This Ken Robinson video on TED talks about how education kills creativity. I believe children are born creative, but that creative spirit often dies a slow death from a thousand small cuts of criticism, or suffocates in an airless childhood where no time is allowed to simply be expressive.
Much of my education (and I had a lot of it) was about discipline and rigor – two things that have a high amount of value in the world, which is why parents want these things for their kids. They are keys to being successful in our world. But, just as Sir Robinson says, in our current age of wonder and the future that is coming, kids will need more than just discipline. More than just knowledge. They will need critical thinking skills and creative abilities to craft the solutions to problems that we can only imagine today.
I’m reading If You Want to Write, by Brenda Ueland, and it’s wonderful how she describes creativity as love and generosity – a giving act of the spirit that takes in the world, interprets it, and is driven to share it back out to the rest of humanity.
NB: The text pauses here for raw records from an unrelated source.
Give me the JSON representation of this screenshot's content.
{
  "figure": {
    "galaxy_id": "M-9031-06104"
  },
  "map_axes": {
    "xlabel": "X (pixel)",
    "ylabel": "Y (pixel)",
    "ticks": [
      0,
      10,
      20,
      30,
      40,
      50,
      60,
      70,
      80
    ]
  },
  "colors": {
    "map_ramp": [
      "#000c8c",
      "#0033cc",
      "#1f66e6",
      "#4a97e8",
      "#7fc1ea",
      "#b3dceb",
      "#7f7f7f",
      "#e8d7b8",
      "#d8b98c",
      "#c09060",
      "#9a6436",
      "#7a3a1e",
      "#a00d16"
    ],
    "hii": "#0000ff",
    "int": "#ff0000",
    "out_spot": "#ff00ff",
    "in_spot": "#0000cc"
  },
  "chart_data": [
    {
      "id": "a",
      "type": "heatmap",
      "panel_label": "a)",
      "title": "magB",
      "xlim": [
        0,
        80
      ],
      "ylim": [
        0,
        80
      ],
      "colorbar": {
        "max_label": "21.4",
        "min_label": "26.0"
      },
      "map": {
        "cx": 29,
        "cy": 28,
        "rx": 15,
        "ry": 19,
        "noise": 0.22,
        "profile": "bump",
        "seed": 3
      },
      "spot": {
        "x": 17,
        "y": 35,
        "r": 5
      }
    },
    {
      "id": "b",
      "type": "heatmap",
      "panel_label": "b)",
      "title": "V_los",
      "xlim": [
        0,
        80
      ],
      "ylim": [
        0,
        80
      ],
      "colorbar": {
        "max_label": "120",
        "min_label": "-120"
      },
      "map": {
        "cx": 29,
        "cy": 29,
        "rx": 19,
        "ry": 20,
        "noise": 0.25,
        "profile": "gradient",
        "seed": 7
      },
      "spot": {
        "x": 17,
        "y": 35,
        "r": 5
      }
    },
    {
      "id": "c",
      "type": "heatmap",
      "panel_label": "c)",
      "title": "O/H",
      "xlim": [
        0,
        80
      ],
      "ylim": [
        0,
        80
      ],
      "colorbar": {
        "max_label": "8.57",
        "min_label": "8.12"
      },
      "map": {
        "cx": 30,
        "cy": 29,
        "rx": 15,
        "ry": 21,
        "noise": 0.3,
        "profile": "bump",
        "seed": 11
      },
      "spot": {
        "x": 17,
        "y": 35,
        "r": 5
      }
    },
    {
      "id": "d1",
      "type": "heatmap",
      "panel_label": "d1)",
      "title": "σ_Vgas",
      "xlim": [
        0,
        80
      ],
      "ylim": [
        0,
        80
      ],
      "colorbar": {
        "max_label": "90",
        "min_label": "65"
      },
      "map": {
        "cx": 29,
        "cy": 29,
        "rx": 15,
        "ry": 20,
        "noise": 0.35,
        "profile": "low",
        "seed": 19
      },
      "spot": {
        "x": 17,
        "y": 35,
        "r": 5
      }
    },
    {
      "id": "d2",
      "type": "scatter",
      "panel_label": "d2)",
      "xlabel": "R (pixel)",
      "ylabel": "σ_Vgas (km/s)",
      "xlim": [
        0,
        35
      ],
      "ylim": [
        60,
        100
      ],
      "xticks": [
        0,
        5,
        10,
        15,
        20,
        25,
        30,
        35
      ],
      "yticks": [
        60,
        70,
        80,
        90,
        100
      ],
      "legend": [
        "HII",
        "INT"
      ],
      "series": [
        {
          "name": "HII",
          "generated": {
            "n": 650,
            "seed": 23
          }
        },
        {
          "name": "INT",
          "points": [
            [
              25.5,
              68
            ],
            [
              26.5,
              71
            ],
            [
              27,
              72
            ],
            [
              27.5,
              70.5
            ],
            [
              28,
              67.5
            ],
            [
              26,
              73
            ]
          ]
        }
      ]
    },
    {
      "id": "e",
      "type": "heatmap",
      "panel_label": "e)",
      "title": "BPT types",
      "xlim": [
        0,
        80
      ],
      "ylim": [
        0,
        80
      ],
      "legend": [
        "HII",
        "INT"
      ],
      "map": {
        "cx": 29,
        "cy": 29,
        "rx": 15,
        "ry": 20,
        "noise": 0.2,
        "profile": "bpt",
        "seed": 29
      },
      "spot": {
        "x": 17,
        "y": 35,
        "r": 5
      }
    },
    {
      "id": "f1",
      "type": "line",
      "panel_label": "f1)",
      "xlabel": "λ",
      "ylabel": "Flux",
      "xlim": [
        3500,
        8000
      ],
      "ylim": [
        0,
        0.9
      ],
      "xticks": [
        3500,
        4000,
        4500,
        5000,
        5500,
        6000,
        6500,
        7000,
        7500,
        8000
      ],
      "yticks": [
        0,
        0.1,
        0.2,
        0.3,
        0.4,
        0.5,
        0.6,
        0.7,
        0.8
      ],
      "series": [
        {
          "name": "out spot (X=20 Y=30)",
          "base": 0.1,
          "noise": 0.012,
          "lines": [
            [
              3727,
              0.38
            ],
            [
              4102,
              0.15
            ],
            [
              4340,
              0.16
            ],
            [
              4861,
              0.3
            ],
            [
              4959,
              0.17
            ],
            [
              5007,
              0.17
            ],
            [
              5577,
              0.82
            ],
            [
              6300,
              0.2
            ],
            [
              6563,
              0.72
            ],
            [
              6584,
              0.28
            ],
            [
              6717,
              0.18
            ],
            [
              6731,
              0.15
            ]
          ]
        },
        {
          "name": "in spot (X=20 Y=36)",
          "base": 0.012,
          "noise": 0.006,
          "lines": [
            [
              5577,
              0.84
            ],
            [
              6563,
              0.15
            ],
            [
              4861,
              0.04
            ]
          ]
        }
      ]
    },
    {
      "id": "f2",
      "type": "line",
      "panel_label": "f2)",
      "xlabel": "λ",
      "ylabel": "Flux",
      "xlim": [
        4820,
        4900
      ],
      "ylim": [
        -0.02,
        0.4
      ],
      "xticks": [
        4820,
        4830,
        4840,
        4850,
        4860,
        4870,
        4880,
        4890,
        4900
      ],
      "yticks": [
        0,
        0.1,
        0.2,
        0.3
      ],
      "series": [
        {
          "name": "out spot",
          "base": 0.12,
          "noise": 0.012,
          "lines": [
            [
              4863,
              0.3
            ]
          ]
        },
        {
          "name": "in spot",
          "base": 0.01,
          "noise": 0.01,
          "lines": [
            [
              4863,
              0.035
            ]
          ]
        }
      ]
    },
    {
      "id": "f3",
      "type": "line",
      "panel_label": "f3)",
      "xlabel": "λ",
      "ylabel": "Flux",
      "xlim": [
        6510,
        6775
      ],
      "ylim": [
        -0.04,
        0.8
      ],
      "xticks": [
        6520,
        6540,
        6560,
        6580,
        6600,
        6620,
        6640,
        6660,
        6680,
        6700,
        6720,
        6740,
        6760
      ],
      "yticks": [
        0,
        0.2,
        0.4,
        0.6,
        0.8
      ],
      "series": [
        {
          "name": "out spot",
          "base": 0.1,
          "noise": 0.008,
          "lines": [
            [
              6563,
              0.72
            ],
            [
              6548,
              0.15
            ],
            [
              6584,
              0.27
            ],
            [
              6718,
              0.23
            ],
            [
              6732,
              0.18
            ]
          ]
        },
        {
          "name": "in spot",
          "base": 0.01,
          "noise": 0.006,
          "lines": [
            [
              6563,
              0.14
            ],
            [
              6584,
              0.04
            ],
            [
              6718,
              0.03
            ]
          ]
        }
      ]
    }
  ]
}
She talks about how this creative expression is a fundamental part of who we are, and who we’re supposed to be in the world.
Near the end of my Ph.D. research, when I was at the heights of the mania that a single-purpose-driven project can bring, I distinctly remember proclaiming, “But I am MORE than this! I am a poet!” The dazed laboratory technician caught in my moment surely thought I was insane. Even I thought I was crazy, finally succumbing to the overload and stress that a dissertation inflicts on you. Because heaven knew I hadn’t written any poetry since I was a child, and then it was undoubtedly bad. But I was expressing a truth in the only way my creativity-starved mind could at the time. A self-declaration: I am MORE than this one limited aspect of my being!*
Embrace the MORE within you. Let it grow and breathe in your children, the small ones who haven’t been on the earth long enough to forget that they are BOUNDLESS. Allow yourself to create freely, and work and strive and achieve in the pursuit of that creative expression. It is not folly or imprudence or egotism, although creative people are not immune to foolishness or self-importance. Ueland also admonishes us to remember that creating Art is not simple or easy, not without hard work and striving and discipline. Van Gogh did not declare himself an Artiste, holding himself separate and above the world. This is pretentiousness. Instead, he so loved the world that he breathed it in, created his vision, and then painstakingly rendered it and sent it forth again into the world.
This is how creativity lives.
How do you nourish your creative spirit?
*Note: I strongly believe that creativity can be found in all pursuits, not just the arts. Even in Ph.D. research, although it may not have appeared so, to me, at the time.